В данной статье творчество М.А. Шолохова будет рассмотрено с позиций этнолингвистической науки. В целом ряде произведений этого автора предметом изображения становится традиционный уклад жизни донского казачества, общие принципы его представления (с. 208) в художественных текстах уже становились предметом специального исследования (см. напр. [Архипенко и др. 2010]). В настоящей работе внимание будет сконцентрировано на одном из разделов традиционной культуры – быте и фольклоре детства – в том виде, в каком мы встречаемся с ними на страницах рассказов М.А. Шолохова, а также романов «Тихий Дон» и «Поднятая целина».
Детский фольклор – область устных словесных произведений, исполняемых исключительно детьми и не входящих в репертуар взрослых [Виноградов 2009: 167], – правомерно рассматривать как неотторжимую часть двух более крупных блоков культуры: с одной стороны, детского быта в целом, включающего «детские игры, забавы, развлечения, песни и труд, отношение к миру взрослых, к миру растений и животных» [Виноградов 2009: 175], и, с другой стороны, устного народного творчества, связанного с детской средой и включающего, помимо произведений собственно детского фольклора, жанры материнского фольклора или фольклора пестования.
М.А. Шолохов использует упоминания и развернутые характеристики единиц обоих блоков.

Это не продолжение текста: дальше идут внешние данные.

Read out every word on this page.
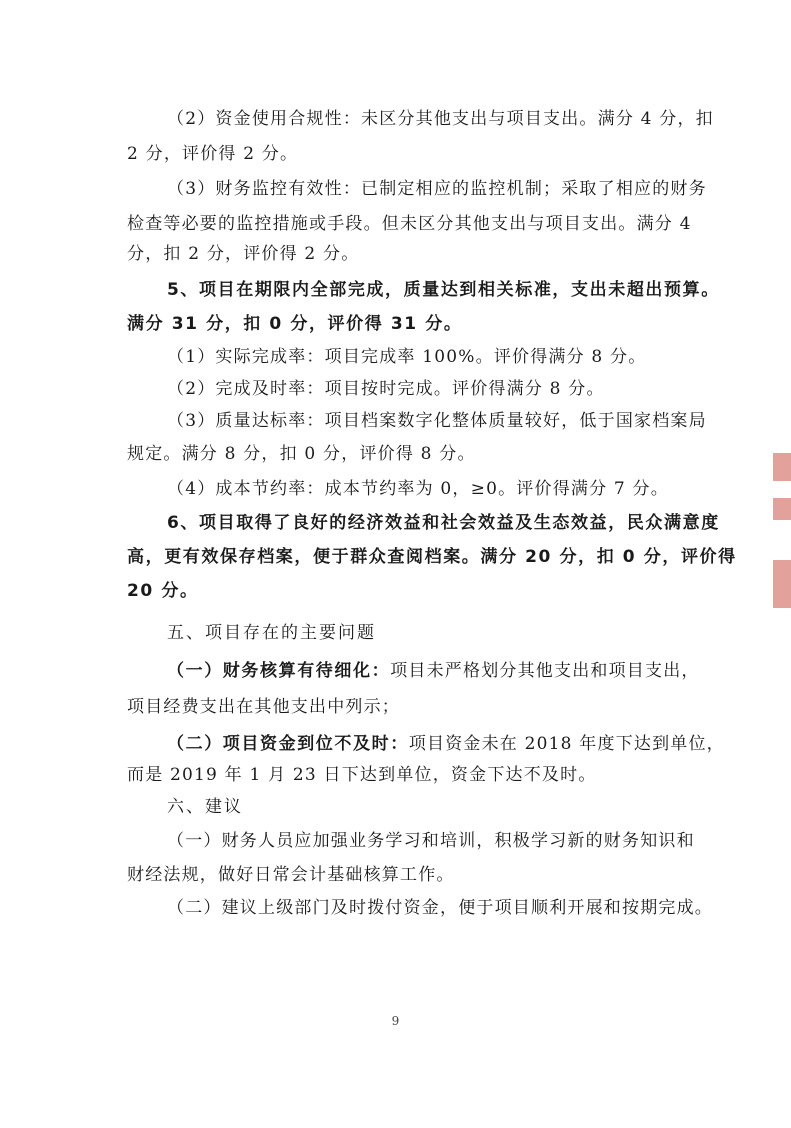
（2）资金使用合规性：未区分其他支出与项目支出。满分 4 分，扣
2 分，评价得 2 分。
（3）财务监控有效性：已制定相应的监控机制；采取了相应的财务
检查等必要的监控措施或手段。但未区分其他支出与项目支出。满分 4
分，扣 2 分，评价得 2 分。
5、项目在期限内全部完成，质量达到相关标准，支出未超出预算。
满分 31 分，扣 0 分，评价得 31 分。
（1）实际完成率：项目完成率 100%。评价得满分 8 分。
（2）完成及时率：项目按时完成。评价得满分 8 分。
（3）质量达标率：项目档案数字化整体质量较好，低于国家档案局
规定。满分 8 分，扣 0 分，评价得 8 分。
（4）成本节约率：成本节约率为 0，≥0。评价得满分 7 分。
6、项目取得了良好的经济效益和社会效益及生态效益，民众满意度
高，更有效保存档案，便于群众查阅档案。满分 20 分，扣 0 分，评价得
20 分。
五、项目存在的主要问题
（一）财务核算有待细化：项目未严格划分其他支出和项目支出，
项目经费支出在其他支出中列示；
（二）项目资金到位不及时：项目资金未在 2018 年度下达到单位，
而是 2019 年 1 月 23 日下达到单位，资金下达不及时。
六、建议
（一）财务人员应加强业务学习和培训，积极学习新的财务知识和
财经法规，做好日常会计基础核算工作。
（二）建议上级部门及时拨付资金，便于项目顺利开展和按期完成。
9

Собственно детский фольклор в произведениях писателя представлен жанрами заклички и дразнилки. В «Тихий Дон» М.А. Шолохов включает текст заклички, обращенной к дождю, и действия ребенка, ее произносящего: «Соседский восьмилеток Мишка вертелся, приседая на одной ноге, – на голове у него, закрывая ему глаза, кружился непомерно просторный отцовский картуз, – и пронзительно верещал:
Дождюк, дождюк припусти.
Мы поедем во кусты,
Богу молиться,
Христу поклониться.
Дуняшка завистливо глядела на босые, густо усыпанные цыпками Мишкины ноги, ожесточенно топтавшие землю. Ей тоже хотелось приплясывать под дождем и мочить голову, чтоб волос рос густой и курчавый; хотелось вот так же, как Мишкиному товарищу, укрепиться на придорожной пыли вверх ногами, с риском свалиться в колючки, – но в окно глядела мать, сердито шлепая губами» [Шолохов, т. 2, 1956: 29–30]. Обряды вызывания дождя были известны почти всем народам мира [Толстые 2003: 89]. Со временем некоторые вербальные формулы, являющиеся частью ритуала и выполнявшие важные магические функции, связанные с приглашением (с. 209) природного объекта, перешли в детский репертуар [Агапкина 1999: 260]. Детские приговорки-заклинания, адресованные дождю, были широко распространены и на Дону. Живописуя детское вызывание дождя, М.А. Шолохов создает яркую картину патриархального хуторского быта. Немаловажно, что помимо текста заклички писатель упоминает и символическую продуцирующую функцию дождя, обеспечивающего в частности рост курчавых и густых волос, обладатели которых на Дону считались особенно красивыми.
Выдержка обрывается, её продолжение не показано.